When I entered a Buddhist monastery in early 2007, with designs to become a monk, it was an extremely reactive move. For several years prior, in my capacity as a wartime soldier, I had been what I had come to perceive as “an emissary of war and death.” I witnessed the depths of the evil, pain and suffering that human beings are capable of unleashing upon each other, and, on occasion, contributed to it myself. In my understanding of karmic retribution, I had created a great debt that I needed to repay, and the only way to do that was to become the inverse, an emissary of peace and life. I believed that the extreme praxis of the Buddhist monastic life was the pathway towards that end, but what I found in the monastery were people stuck, in one form or another, in the exact same desperate rut as me, no matter how long they had been there. There was no genuine, inner peace to be found in the performative, man-made practice of outward peace. I lasted about a month, and went back to civilian life, with my tail between my legs.
No matter how theologically misguided my effort was, I believe what motivated me was the Law of God written on my heart. I can look at every evil act I’ve either witnessed or participated in and see human beings failing to see other human beings as equally valuable, valid and capable of honest error as them. Every interpersonal sin is a violation of the second greatest commandment to love others as we love ourselves, from which we really do create a sort of karmic debt. The only thing is, that debt is to our Creator, not a pantheistic universe, and, because we can never completely stop digging that hole, we could never hope to pay the debt back. This is what makes God’s redemptive plan, through the self-sacrificial work of His Son, an act of unfathomable beauty. In and of myself, I could never be an emissary of peace and life, but, though the work of the Holy Spirit within me, I can be an emissary of the Man who performed the only wholly pure act of peace and life in the history of the world.
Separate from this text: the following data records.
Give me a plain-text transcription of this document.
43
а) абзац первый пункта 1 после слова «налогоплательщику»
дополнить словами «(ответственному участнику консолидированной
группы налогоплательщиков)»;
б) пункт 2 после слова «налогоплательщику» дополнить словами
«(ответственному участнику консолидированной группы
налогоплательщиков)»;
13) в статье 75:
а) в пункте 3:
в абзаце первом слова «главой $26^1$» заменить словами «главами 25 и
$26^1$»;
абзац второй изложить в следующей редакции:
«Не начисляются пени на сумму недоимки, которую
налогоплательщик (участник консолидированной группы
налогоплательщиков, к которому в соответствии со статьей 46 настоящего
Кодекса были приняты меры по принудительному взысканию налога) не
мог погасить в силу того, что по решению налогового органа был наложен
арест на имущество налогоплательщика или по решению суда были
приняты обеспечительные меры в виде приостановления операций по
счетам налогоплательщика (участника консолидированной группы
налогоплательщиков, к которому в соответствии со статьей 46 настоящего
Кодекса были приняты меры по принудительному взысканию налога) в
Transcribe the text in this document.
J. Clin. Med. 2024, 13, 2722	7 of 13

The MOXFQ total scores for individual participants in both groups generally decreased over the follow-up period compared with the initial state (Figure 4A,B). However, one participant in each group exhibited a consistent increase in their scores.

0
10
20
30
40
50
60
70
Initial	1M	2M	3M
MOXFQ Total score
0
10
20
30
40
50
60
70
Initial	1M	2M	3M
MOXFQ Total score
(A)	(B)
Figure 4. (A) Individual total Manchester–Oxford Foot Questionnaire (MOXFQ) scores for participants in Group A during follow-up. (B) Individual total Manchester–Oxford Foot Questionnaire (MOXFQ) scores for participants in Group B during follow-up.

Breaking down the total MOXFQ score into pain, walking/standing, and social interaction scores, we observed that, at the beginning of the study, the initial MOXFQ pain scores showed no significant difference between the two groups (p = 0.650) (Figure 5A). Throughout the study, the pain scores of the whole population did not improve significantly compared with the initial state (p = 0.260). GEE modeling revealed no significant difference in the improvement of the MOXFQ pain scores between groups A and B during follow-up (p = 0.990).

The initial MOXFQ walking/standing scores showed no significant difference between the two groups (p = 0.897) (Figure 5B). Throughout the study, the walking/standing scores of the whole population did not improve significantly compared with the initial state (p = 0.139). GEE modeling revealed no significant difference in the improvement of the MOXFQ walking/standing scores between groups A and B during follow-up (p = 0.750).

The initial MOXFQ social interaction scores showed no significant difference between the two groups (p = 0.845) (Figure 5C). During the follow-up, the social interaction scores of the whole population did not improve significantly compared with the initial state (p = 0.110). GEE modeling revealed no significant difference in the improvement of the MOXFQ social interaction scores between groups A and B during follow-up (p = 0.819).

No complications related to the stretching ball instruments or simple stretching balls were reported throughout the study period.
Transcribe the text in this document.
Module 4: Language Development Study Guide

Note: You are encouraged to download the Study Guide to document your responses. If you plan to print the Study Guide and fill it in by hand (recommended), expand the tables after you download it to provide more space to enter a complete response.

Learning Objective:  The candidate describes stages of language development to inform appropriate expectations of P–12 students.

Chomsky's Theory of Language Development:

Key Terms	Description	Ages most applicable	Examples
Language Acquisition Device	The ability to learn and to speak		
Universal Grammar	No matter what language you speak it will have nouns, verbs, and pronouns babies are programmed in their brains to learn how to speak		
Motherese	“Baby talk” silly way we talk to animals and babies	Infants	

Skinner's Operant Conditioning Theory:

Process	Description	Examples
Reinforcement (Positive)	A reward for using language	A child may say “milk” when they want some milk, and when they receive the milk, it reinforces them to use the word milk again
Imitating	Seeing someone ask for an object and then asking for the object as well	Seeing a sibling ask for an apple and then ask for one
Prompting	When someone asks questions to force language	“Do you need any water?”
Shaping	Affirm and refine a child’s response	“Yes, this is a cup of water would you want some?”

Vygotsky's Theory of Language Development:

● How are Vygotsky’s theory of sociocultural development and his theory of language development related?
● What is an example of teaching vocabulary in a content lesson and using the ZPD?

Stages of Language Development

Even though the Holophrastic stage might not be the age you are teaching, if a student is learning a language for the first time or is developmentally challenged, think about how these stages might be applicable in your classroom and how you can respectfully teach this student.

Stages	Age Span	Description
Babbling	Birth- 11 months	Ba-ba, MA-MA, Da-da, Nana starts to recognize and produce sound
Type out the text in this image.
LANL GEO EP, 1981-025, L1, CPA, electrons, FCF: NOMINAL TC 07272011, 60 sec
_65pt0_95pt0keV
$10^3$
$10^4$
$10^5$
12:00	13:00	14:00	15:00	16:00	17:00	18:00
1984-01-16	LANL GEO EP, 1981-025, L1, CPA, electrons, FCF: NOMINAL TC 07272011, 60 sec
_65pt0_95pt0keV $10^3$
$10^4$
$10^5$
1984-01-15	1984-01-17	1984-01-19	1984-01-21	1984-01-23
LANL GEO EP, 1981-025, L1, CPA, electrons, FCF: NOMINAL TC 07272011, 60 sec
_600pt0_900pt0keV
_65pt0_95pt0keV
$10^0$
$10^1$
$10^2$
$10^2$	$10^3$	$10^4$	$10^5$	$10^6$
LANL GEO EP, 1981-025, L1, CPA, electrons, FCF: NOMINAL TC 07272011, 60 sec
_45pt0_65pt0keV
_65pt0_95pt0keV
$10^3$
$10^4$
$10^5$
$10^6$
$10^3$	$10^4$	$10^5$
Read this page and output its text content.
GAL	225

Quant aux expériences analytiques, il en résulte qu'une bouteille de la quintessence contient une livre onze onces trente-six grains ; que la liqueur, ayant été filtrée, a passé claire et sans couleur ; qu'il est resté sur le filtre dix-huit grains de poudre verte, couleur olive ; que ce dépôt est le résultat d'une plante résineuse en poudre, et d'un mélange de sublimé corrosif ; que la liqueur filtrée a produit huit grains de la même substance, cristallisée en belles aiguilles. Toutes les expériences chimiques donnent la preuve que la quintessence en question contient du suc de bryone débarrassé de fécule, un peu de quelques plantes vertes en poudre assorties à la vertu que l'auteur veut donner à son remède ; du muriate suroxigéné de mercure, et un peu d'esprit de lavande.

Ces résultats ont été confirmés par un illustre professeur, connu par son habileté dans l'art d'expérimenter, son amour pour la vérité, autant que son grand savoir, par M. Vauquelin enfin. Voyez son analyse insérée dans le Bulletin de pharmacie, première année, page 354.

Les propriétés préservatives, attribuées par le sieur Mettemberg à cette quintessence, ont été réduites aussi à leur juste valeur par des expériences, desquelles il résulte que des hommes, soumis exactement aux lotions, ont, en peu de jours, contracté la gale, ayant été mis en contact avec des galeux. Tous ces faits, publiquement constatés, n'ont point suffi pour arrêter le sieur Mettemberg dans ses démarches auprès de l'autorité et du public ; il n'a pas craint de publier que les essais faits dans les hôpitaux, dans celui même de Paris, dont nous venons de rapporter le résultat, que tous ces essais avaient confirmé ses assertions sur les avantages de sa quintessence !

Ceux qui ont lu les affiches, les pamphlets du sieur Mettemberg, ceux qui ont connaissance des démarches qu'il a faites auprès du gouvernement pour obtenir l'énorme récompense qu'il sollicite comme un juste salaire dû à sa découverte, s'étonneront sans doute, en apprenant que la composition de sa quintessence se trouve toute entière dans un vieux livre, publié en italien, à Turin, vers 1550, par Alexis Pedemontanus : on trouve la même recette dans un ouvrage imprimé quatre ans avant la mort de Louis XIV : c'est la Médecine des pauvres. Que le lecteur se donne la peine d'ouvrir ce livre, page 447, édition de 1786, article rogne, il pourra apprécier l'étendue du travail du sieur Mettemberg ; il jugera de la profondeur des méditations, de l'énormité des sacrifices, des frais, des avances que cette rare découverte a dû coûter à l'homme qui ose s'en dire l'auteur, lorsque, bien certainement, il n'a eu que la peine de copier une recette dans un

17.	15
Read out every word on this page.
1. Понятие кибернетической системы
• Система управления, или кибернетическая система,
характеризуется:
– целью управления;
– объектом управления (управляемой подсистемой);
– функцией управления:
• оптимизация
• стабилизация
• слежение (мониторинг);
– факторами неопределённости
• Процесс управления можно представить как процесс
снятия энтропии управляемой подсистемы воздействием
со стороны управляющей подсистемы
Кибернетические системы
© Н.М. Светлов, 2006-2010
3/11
The New Testament repeatedly describes Jesus’ motivation for His self-sacrificial act on the cross, by which those of us who were His enemies (Romans 5:10), but who now believe in Him, are saved from our debt, as ἔλεος (eleos), which in English means pity, mercy, or compassion (1 Peter 1:3). The book of Hebrews says that, as God who became Man for this task, Jesus has συμπαθέω (sumpatheó, sympathy/empathy) for our weaknesses (Hebrews 4:15). When believers daily decide to let our old self remain buried in death, and to live our lives guided by the Spirit in new life, we consciously decide to have our interactions with other human beings governed by God’s ἔλεος and συμπαθέω. This is what makes the recent movement within reactionary Christian circles to label empathy for perceived enemies a sin utterly blasphemous in its spirit. Jesus’ act of self-sacrifice on the cross, in which He asked the Father to not hold His murderers’ sin against them, was the ultimate act of ἔλεος and συμπαθέω, and He explicitly commands us to seek similar lives of self-sacrifice for the sake of others (Luke 9:23).
When I went into the monastery, I was exactly who the anti-empathy movement perceives its enemies to be—a bleeding-heart liberal and an emotional wreck. I’d have to be a total sociopath to still have a visceral remembrance of that time and yet not have συμπαθέω for people currently in that state, even as I now disagree with their practical conclusions. Thank goodness that social media was in its infancy then, because it wouldn’t have been beyond me to do something performative into a camera. In essence, the anti-empathy movement is a politically-obsessed overreaction to that type of social media trend, for Christians who get their worldview primarily via social media. It’s not a Christian imperative for the social media age, it’s the extreme polarization of the social media age being syncretized into the faith, allowing people to rationalize that they’re being good Christians, even as they strip the mind of Christ from their lives.